Probing the martensite transition and thermoelectric properties of Co x TaZ (Z = Si, Ge, Sn and x = 1, 2): a study based on density functional theory

Abstract

In this work, using density functional theory based electronic structure calculations, we carry out a comparative study of geometric, mechanical, electronic, magnetic, and thermoelectric properties of Co x TaZ alloys, where Z = Si, Ge and Sn and x = 1 and 2. In the present study, a systematic approach has been taken to perform calculations to probe the possibility of existence of a tetragonal (martensite) phase in these alloys and also to perform a comparative study of various physical properties of the six systems, mentioned above, in the cubic and possible tetragonal phases. From our calculations, a tetragonal phase has been found to be stable up to about 400 K in case of Co2TaSi and Co2TaGe alloys, and up to about 115 K for Co2TaSn, indicating the presence of room temperature cubic phase in the latter alloy unlike the former two. Further, the results based on the energetics and electronic structure have been found to corroborate well with the elastic properties. All the above-mentioned full Heusler alloys (FHAs) show magnetic behavior with metallicity in both the phases.

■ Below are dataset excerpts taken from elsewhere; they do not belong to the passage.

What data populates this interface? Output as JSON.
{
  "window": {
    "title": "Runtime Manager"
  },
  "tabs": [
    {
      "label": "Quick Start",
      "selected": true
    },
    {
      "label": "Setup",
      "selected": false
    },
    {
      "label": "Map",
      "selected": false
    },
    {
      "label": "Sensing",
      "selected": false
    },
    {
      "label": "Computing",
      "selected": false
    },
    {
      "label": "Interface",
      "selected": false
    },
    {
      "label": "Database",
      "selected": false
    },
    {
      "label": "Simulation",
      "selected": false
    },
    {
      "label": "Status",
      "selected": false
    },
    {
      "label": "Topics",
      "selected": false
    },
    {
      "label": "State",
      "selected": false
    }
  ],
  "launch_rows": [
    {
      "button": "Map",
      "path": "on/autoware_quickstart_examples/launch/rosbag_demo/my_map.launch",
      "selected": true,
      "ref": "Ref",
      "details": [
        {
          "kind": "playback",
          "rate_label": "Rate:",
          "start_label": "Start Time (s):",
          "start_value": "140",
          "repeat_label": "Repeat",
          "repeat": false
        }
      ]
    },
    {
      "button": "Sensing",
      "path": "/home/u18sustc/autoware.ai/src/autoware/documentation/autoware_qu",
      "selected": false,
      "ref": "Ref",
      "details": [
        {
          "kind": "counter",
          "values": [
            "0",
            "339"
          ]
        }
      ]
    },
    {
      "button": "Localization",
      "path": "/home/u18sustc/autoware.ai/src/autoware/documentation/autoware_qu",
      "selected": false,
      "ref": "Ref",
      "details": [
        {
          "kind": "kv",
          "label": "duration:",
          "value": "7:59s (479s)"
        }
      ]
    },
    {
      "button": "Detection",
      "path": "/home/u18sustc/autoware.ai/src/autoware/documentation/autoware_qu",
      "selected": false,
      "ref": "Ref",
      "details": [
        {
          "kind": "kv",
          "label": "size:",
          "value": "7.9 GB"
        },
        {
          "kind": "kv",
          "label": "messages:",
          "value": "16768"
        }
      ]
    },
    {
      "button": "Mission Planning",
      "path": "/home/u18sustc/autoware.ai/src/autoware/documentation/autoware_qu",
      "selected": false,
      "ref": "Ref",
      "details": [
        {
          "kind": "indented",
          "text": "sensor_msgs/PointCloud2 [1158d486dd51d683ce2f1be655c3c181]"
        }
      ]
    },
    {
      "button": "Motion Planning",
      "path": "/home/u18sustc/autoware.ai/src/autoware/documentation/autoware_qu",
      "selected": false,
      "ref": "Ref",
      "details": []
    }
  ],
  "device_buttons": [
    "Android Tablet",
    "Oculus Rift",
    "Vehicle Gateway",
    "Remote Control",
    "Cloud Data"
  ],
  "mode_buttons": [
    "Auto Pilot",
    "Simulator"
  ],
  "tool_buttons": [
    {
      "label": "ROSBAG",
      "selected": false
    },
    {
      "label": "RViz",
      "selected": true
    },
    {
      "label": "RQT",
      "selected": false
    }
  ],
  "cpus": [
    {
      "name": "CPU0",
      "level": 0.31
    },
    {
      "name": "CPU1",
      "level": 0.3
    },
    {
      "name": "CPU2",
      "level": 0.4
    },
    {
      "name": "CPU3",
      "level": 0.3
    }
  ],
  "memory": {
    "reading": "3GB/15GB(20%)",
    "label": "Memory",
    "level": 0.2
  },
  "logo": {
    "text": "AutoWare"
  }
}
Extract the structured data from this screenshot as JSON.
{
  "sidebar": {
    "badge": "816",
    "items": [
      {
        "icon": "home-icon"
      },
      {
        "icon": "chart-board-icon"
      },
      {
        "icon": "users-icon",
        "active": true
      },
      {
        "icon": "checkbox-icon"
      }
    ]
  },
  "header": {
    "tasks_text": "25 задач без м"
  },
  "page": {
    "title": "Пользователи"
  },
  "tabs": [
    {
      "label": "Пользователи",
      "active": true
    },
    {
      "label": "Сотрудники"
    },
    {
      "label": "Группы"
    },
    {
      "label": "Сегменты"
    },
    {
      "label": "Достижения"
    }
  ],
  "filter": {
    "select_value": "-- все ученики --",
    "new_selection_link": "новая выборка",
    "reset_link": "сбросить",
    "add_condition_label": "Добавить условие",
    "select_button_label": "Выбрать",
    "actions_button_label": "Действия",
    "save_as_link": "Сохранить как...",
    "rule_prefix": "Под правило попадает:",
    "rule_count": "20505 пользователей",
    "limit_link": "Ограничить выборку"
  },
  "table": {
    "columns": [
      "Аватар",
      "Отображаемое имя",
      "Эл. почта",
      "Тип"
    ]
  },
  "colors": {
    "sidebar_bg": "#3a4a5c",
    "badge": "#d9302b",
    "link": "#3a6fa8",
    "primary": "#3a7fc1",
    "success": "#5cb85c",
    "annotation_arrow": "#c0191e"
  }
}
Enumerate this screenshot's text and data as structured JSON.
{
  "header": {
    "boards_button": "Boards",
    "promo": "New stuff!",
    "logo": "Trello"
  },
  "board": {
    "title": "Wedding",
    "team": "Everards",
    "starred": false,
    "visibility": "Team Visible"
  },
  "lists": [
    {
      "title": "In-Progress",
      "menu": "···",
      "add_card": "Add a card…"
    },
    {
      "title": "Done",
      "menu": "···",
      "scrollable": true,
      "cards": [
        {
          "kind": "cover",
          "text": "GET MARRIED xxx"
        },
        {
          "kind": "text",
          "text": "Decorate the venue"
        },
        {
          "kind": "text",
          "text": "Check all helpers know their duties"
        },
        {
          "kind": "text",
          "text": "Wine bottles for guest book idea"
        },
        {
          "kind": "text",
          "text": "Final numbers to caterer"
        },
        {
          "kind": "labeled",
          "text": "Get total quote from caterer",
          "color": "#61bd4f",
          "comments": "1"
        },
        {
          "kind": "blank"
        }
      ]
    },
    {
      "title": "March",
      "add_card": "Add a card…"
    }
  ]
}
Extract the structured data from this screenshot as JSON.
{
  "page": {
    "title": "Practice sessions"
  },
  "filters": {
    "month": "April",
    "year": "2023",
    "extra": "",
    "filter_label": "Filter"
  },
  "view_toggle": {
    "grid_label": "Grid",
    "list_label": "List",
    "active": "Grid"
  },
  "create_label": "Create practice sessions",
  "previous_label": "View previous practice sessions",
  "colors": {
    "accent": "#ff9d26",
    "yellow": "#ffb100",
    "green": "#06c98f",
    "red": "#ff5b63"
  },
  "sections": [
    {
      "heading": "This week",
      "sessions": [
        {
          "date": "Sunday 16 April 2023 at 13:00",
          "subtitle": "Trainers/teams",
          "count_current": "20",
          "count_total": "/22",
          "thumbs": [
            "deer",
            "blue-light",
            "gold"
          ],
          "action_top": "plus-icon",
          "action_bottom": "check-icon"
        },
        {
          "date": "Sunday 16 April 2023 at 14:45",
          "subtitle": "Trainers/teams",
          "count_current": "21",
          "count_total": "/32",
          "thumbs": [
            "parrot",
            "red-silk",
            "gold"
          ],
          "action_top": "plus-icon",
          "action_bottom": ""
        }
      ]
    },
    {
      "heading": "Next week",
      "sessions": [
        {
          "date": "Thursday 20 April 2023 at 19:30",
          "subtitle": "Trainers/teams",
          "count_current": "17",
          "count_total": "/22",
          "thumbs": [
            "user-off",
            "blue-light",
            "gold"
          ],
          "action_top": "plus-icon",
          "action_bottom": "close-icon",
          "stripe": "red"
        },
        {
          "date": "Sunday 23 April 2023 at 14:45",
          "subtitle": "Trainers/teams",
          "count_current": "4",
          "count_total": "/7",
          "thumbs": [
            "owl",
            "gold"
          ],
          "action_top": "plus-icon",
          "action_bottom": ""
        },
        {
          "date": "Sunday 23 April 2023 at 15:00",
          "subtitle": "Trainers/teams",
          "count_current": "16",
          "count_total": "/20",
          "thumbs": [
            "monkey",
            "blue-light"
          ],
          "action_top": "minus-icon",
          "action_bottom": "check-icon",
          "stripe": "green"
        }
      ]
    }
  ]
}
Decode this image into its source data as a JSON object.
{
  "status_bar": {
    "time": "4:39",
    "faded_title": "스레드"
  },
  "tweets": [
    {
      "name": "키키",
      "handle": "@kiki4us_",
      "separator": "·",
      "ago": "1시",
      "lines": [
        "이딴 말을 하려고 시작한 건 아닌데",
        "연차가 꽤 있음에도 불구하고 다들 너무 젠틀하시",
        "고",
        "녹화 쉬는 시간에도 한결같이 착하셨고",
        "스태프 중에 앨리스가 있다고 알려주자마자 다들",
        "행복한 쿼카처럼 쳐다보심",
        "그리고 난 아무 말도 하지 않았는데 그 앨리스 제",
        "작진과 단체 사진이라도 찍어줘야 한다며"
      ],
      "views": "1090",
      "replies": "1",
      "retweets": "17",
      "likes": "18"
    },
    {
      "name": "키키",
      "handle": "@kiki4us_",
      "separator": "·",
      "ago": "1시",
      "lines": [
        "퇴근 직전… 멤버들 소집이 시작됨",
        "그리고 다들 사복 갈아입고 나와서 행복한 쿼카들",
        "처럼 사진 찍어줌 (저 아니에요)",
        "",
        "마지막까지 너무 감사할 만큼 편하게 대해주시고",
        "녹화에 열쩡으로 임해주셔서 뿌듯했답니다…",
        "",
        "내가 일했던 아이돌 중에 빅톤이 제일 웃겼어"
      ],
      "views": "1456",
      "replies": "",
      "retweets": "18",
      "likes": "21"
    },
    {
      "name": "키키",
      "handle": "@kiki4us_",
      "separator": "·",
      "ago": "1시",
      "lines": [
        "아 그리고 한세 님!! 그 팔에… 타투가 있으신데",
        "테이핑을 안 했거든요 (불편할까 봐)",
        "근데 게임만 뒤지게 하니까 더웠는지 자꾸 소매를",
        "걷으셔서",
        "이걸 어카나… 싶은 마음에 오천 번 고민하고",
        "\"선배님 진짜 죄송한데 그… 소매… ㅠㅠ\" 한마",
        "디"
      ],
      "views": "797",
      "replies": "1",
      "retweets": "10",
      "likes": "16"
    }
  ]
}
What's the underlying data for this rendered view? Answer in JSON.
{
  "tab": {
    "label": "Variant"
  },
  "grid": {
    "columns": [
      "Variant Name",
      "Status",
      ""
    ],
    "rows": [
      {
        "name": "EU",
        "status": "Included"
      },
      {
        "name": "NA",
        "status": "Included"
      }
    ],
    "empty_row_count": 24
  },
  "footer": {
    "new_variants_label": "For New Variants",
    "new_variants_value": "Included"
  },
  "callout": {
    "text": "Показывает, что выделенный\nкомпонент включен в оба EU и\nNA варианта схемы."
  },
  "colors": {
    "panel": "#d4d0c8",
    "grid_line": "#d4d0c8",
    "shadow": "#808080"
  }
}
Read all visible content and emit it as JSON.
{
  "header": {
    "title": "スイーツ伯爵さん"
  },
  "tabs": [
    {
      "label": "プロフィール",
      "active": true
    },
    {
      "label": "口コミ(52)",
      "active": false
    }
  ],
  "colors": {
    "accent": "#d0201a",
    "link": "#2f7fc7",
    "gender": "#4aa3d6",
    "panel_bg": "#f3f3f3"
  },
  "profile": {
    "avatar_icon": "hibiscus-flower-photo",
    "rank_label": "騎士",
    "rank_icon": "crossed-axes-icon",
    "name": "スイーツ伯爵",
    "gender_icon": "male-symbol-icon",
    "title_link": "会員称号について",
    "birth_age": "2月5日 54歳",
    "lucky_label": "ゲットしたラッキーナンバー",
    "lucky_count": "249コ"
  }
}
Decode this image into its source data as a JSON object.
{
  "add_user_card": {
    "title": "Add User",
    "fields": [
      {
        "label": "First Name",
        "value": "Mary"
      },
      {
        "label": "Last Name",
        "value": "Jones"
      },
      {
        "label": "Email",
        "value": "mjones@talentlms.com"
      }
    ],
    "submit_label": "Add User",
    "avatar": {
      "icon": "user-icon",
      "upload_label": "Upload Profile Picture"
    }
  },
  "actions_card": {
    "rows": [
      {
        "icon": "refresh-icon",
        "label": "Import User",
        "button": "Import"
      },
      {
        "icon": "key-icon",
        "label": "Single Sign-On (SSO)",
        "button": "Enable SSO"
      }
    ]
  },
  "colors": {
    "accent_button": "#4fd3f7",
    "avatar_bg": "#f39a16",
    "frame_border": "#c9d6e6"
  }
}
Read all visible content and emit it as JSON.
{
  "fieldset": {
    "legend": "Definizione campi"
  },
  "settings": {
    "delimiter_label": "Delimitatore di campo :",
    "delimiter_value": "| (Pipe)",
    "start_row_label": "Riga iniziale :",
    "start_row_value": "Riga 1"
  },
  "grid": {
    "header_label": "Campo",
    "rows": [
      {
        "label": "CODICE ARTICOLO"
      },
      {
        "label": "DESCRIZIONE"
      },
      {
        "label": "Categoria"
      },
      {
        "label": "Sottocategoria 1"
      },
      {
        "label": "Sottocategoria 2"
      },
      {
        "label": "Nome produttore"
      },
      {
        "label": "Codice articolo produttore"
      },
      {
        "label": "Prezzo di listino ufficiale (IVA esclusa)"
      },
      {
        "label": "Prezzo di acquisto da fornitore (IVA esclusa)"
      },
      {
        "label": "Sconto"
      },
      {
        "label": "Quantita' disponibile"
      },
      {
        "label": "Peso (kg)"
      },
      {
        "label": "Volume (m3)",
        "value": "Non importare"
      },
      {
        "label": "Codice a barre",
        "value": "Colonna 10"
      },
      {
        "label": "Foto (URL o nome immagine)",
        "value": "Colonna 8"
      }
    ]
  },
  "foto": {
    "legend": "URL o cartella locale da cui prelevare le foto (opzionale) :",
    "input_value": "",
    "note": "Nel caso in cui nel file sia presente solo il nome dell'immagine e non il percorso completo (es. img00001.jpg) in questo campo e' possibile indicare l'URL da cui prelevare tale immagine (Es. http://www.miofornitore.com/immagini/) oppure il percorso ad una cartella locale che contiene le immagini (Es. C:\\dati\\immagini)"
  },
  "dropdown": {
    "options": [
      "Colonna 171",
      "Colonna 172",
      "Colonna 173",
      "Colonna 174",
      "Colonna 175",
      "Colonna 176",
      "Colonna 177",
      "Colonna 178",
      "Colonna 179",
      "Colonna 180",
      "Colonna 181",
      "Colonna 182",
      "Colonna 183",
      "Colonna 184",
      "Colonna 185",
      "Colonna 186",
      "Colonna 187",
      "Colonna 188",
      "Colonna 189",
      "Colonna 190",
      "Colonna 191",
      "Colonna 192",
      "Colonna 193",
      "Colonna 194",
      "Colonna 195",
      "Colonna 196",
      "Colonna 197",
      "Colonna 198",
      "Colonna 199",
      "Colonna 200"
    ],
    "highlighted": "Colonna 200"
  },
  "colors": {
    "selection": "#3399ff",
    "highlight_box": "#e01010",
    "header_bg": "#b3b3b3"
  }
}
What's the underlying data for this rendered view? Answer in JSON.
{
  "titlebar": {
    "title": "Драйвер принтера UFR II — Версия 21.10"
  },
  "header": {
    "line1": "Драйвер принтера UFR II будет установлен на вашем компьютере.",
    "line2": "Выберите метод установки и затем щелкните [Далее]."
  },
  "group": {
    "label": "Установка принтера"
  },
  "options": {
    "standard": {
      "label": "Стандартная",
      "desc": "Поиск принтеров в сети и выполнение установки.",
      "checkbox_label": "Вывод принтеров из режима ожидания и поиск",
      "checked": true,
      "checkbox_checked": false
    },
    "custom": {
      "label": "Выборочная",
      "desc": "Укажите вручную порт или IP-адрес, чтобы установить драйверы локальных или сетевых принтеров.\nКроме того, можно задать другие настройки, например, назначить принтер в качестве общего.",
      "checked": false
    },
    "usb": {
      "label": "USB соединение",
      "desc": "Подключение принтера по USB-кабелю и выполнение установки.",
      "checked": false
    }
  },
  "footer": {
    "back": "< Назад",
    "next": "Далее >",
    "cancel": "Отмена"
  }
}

However, their half Heusler counterparts exhibit non-magnetic semi-conducting behavior in the cubic phase. We calculate and compare the thermoelectric properties, in detail, of all the materials in the cubic and possible tetragonal phases. In the cubic phase, the half Heusler alloys exhibit improved thermoelectric properties compared to the respective FHAs. Furthermore, it is observed that the FHAs exhibit higher (by about an order of magnitude) values of Seebeck coefficients in their cubic phases, compared to those in the tetragonal phases (which are of the order of only a few micro-volts/Kelvin). The observed behaviors of the transport properties of the probed materials have been analyzed using the topology of the Fermi surface.